Des médicaments d’intérêt thérapeutique majeur
Anesthésiants, anticancéreux, antalgiques, vaccins… la liste des trous d’airs ne cesse de s’allonger. Inquiétant pour l’UFC-Que Choisir puisqu’il s’agit de médicaments pour lesquels « une interruption de traitement peut être susceptible de mettre en jeu le pronostic vital des patient·es », peut-on lire dans l’étude. Ainsi, dans près de 30 % des cas, les industriels renvoient vers un autre médicament alors que « les substitutions peuvent entraîner des effets secondaires plus importants ou nécessiter un temps d’adaptation à la nouvelle posologie, particulièrement pour les patient·es âgé·es », s’alarme l’UFC.

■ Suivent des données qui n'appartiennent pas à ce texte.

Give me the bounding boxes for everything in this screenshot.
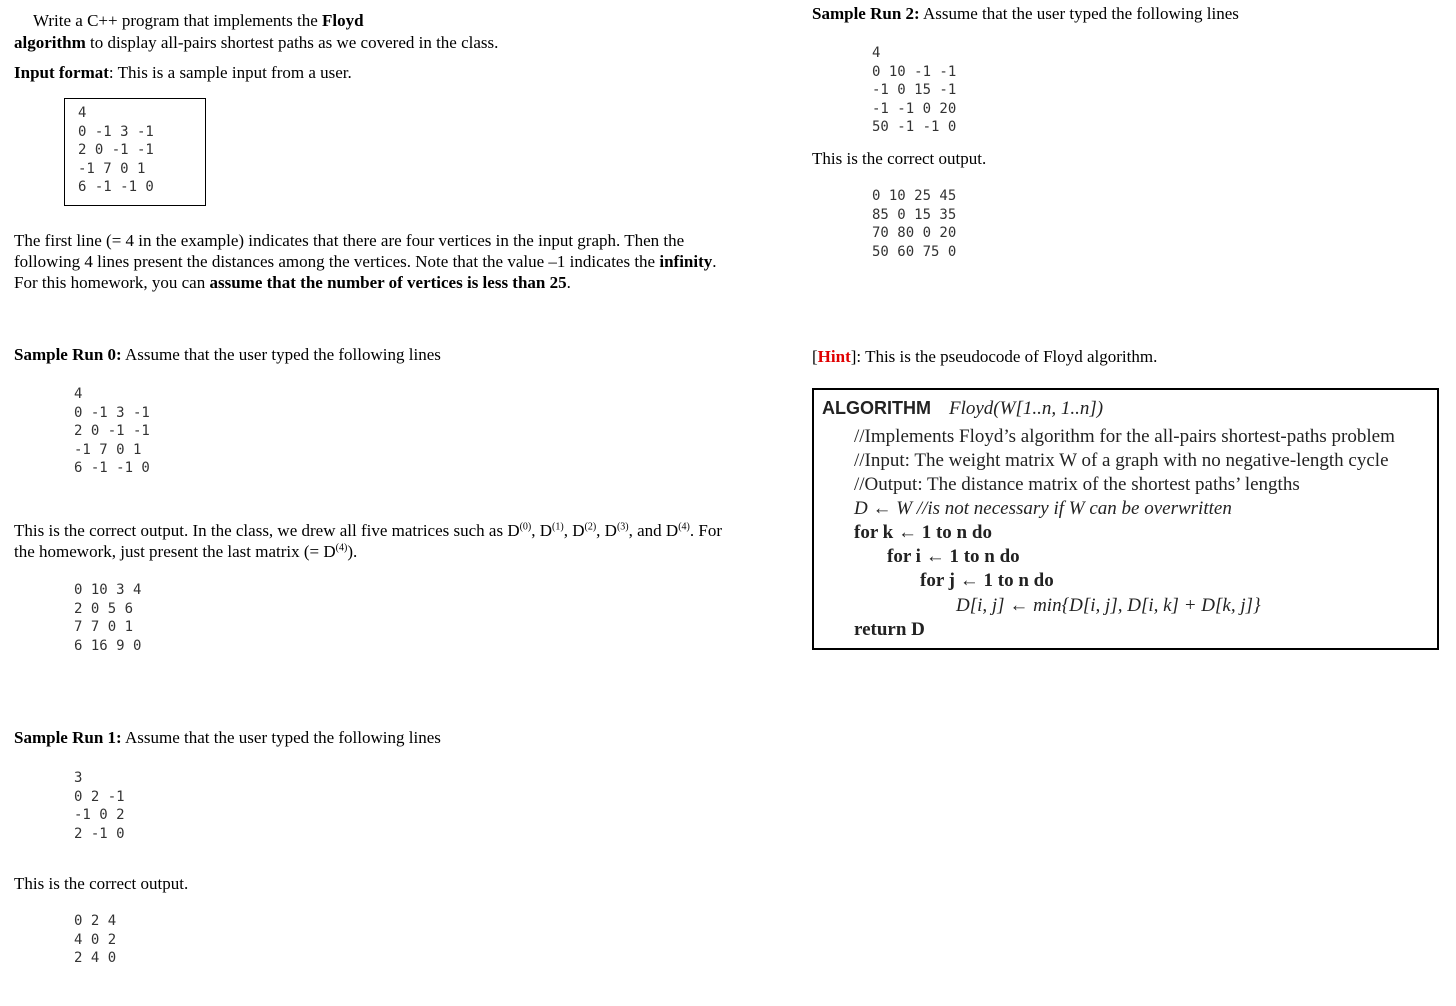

Pire, l’association révèle que dans environ un cas sur cinq (18 %), les laboratoires « ne proposent tout simplement aucune solution de substitution ».

Les laboratoires responsables pour l’UFC
Les « labos » mis en cause. Sur la liste des médicaments signalés en rupture de stock (et en tension d’approvisionnement par l’ANSM au 15 juillet 2020), environ 75 % sont commercialisés depuis plus de 20 ans. Mais un phénomène révolte le président de l’UFC-Que Choisir, Alain Bazot : « On n’a trouvé aucun des médicaments récents vendus à prix d’or. En ces temps de covid, les laboratoires se présentent comme sauveurs de l’humanité, mais ils sont là avant tout pour faire du business », ironise-t-il. Trois quarts des médicaments en situation de pénurie coûtent moins de 25 euros, précise l’étude. Alors stratégie délibérée des labos pharmaceutiques ?

Les pouvoirs publics, eux aussi, n’échappent pas aux critiques. Avec au premier chef la faiblesse des sanctions : « Une seule sanction prononcée en 2017, une en 2018, deux en 2019, uniquement pour défaut d’information, avec amendes de 830 euros et 5 807 euros. Rien de dissuasif. La France ne sanctionne pas la pénurie, elle la gère », souligne le président de l’association. GW.

PS : l’ensemble des recommandations de l’UFC-Que Choisir :

  • L’obligation pour les laboratoires de constituer des stocks suffisants pour répondre aux besoins des usagers du système de santé pour l’ensemble des médicaments d’intérêt thérapeutique majeur.
  • Le renforcement, dans la loi et dans les faits, des sanctions envers les laboratoires négligents dans leur gestion de l’approvisionnement du marché français.
  • Que, si des relocalisations devaient être entreprises grâce à des financements publics, celles-ci ne concernent que des médicaments d’intérêt thérapeutique majeur (MITM), et prioritairement les plus anciens et concernés par des pénuries récurrentes.
  • Le développement d’une production publique de médicaments, à même d’assurer la fabrication continue de ceux délaissés par les laboratoires.